There are other advantages of a community garden. Sometimes, she said, anyone with extra seeds will swap them with another gardener or, if they’ve purchased six packs of vegetables, they will give away the plants they haven’t used.
“If you’re going out of town, or going in vacation, you call another gardener and have them water your plot,” Hassen said. “We do have a few community plants, like sunflowers and a couple of berry bushes. we take turns watering.
When harvested, the sunflower seeds are salted and roasted, then packaged. They are then distributed during the annual Porterdale Christmas parade.
“I always get a big kick out of passing out the sunflower seeds,” Hassen said. “Just like anything else, it’s a good way to connect with other people.”
Twice a year, the gardeners gather for a community dinner. “We encourage people to bring things grown in the garden,” she said.
They also host an ice cream social in the summer.
“There’s a lot of pride in watching things grow, and knowing that what you’re planting, you’re eating,” Hassen said.
She said she’s also proud of being part of the larger community in Porterdale. Things like the community garden are an example of the city’s efforts “to make Porterdale a good place to live. We’re part of the group of positive things that are happening in Porterdale, part of the effort to improve the quality of life here.
“[The garden] is another way to get together with your neighbors,” Hassen said.
A ministry of growing and feeding
When Father John Keiran, formerly a horticulturalist in Ireland, came to St. Pius Catholic Church in Conyers, he brought with him a love of gardening. During his tenure serving the church, parishioners created meditation gardens and walking paths on the church property. Most of the plantings are flowers, shrubs and herbs mentioned in the Bible or symbolic of a biblical story.
But this year, a new garden was built, extending the church’s garden ministry [http://www.spxconyers.com/extending-the-garden-ministry/]. Member Ray Supple, Jr., was inspired by the St. Brendan Community Garden in Cummings, Ga. Mimi Soileau, 85, who oversees the gardens at the church, agreed it was a great idea.
“Our purpose is to offer food to help the needy,” she told the church’s newsletter editor. “We will be supplying fresh product to our St. Vincent de Paul Food Pantry, Rockdale Emergency Relief Services, the Senior Senter, and possible the Monastery.”

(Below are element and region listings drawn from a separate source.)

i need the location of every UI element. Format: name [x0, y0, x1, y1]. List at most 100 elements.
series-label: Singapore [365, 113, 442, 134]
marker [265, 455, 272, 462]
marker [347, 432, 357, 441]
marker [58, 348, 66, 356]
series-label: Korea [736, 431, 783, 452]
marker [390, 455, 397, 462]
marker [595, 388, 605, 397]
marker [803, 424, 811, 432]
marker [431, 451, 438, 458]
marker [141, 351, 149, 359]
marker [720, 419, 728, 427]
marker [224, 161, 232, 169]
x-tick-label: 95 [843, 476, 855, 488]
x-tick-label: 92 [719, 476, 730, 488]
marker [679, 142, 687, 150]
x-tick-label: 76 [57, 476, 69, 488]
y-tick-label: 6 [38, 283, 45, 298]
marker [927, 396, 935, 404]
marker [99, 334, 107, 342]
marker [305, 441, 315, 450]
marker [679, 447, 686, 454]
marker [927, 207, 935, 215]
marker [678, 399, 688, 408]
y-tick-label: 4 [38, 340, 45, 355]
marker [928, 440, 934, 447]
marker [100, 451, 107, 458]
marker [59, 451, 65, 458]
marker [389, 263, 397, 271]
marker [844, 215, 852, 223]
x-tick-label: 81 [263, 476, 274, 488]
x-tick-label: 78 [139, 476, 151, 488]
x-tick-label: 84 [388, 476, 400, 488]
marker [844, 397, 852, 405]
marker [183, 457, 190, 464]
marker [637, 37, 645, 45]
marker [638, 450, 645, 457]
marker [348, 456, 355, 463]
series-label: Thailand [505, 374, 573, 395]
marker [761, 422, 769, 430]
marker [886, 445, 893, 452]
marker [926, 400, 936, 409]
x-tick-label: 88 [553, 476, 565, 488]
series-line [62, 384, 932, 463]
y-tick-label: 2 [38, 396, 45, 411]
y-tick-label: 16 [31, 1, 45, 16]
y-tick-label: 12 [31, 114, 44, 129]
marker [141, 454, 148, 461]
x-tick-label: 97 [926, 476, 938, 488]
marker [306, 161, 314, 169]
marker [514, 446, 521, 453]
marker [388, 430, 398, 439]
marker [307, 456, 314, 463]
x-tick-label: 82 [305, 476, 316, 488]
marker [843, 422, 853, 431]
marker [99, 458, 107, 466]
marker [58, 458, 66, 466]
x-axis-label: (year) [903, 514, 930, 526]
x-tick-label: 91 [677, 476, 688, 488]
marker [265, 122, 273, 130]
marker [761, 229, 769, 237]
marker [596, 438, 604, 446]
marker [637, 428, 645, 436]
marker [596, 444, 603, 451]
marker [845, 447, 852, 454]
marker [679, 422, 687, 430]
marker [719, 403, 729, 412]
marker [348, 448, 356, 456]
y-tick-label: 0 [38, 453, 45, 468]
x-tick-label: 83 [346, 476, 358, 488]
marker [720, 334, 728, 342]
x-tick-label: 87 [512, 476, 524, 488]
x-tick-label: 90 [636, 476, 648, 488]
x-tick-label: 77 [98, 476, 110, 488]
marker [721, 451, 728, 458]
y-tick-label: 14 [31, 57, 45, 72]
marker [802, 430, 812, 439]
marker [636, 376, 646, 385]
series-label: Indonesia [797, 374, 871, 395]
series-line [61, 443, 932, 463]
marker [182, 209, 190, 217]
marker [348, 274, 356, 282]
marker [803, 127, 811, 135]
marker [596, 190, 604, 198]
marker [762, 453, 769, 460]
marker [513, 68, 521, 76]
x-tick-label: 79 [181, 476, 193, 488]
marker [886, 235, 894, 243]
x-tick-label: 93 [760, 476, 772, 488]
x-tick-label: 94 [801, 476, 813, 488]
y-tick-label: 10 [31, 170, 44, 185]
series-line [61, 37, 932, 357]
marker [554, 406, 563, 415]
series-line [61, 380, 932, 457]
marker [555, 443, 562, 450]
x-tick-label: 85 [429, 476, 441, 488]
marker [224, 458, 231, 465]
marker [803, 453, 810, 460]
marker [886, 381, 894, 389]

The first step, she said, was to call for support, both financially and in volunteer help. The call was answered quickly, bringing in enough donations to build 15 raised 12-feet-by-3-feet beds. A irrigation system was also installed. Donations and volunteer will continue to keep the vegetable garden growing, Soileau said.

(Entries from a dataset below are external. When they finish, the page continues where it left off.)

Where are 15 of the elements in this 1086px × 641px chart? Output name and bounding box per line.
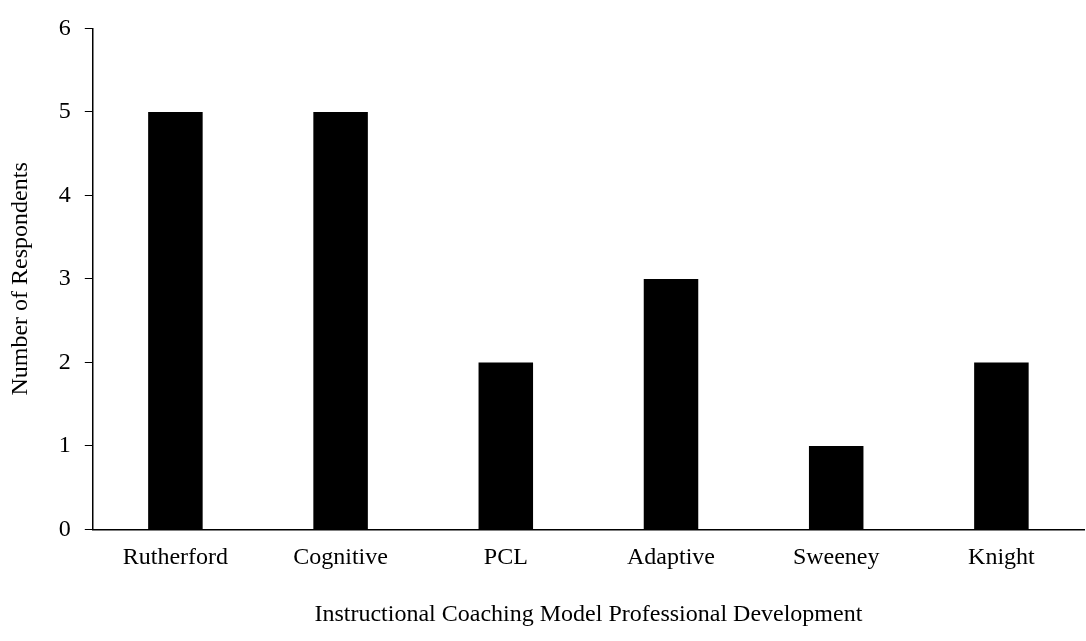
x-tick-label: PCL (483, 543, 528, 570)
y-tick-label: 3 (58, 264, 71, 291)
x-tick-label: Knight (968, 543, 1036, 570)
x-tick-label: Rutherford (122, 543, 229, 570)
y-tick-label: 4 (58, 180, 71, 207)
y-tick-label: 6 (58, 13, 71, 40)
y-axis-title: Number of Respondents (5, 162, 32, 396)
y-tick-label: 0 (58, 514, 71, 541)
x-tick-label: Sweeney (792, 543, 880, 570)
y-tick-label: 2 (58, 347, 71, 374)
x-tick-label: Cognitive (293, 543, 388, 570)
y-tick-label: 1 (58, 431, 71, 458)
x-tick-label: Adaptive (627, 543, 715, 570)
y-tick-label: 5 (58, 97, 71, 124)
x-axis-title: Instructional Coaching Model Professional Development (314, 599, 863, 626)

“This was a big investment, but it’s a long term investment,” she said. “We won’t have those big expenses any more, but year-to-year, we’ll provide soil, seeds and fertilizer.”

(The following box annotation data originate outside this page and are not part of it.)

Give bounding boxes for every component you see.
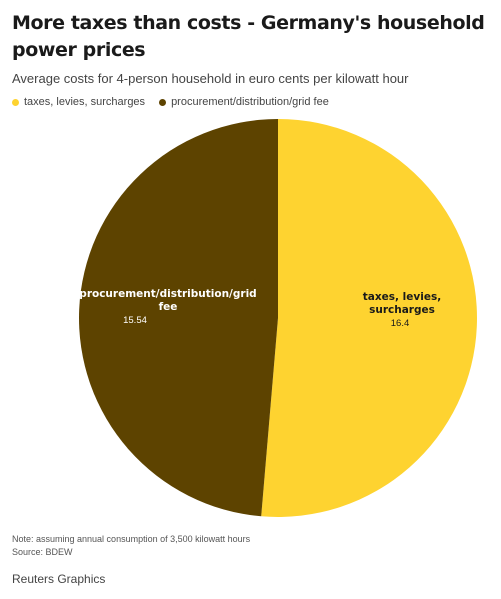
pie-slice-procurement <box>79 119 278 517</box>
slice-label-taxes: taxes, levies, surcharges <box>363 291 441 316</box>
credit: Reuters Graphics <box>12 572 106 586</box>
pie-slice-taxes <box>261 119 478 517</box>
legend-swatch-procurement <box>159 98 167 106</box>
slice-label-procurement: procurement/distribution/grid fee <box>79 288 256 313</box>
legend-item-procurement: procurement/distribution/grid fee <box>159 96 329 108</box>
chart-footnotes: Note: assuming annual consumption of 3,5… <box>12 533 250 559</box>
legend-label-procurement: procurement/distribution/grid fee <box>171 96 329 108</box>
chart-source: Source: BDEW <box>12 547 73 557</box>
chart-note: Note: assuming annual consumption of 3,5… <box>12 534 251 544</box>
chart-title: More taxes than costs - Germany's househ… <box>12 12 485 61</box>
slice-value-taxes: 16.4 <box>391 318 410 329</box>
legend: taxes, levies, surcharges procurement/di… <box>12 96 343 108</box>
slice-value-procurement: 15.54 <box>123 315 147 326</box>
legend-label-taxes: taxes, levies, surcharges <box>24 96 146 108</box>
legend-item-taxes: taxes, levies, surcharges <box>12 96 145 108</box>
legend-swatch-taxes <box>12 98 19 106</box>
chart-subtitle: Average costs for 4-person household in … <box>12 71 409 86</box>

The garden beds are currently producing cucumbers, squash, three kinds of peppers, and tomatoes, she said. Over the last three or four weeks, cool weather crops like cauliflower, broccoli and kale have been harvested, but “most are finished now. We’ve replanted things like okra, green beans, Southern peas. It’s really productive.”
Because most food pantries don’t have a way to keep fresh food safely, food given out is usually nonperishable. But St. Vincent de Paul is able to give out fresh produce because volunteers show up at the St. Pius garden to harvest crops by 8:30 a.m., and delivering it to the pantry on the days its open.
Soileau said growing vegetables to be given to the hungry is an act of faith. “It’s one of the things we’re called to do—feed the hungry and take care of the poor.
“It’s growing very well and we’re proud of it,” she said.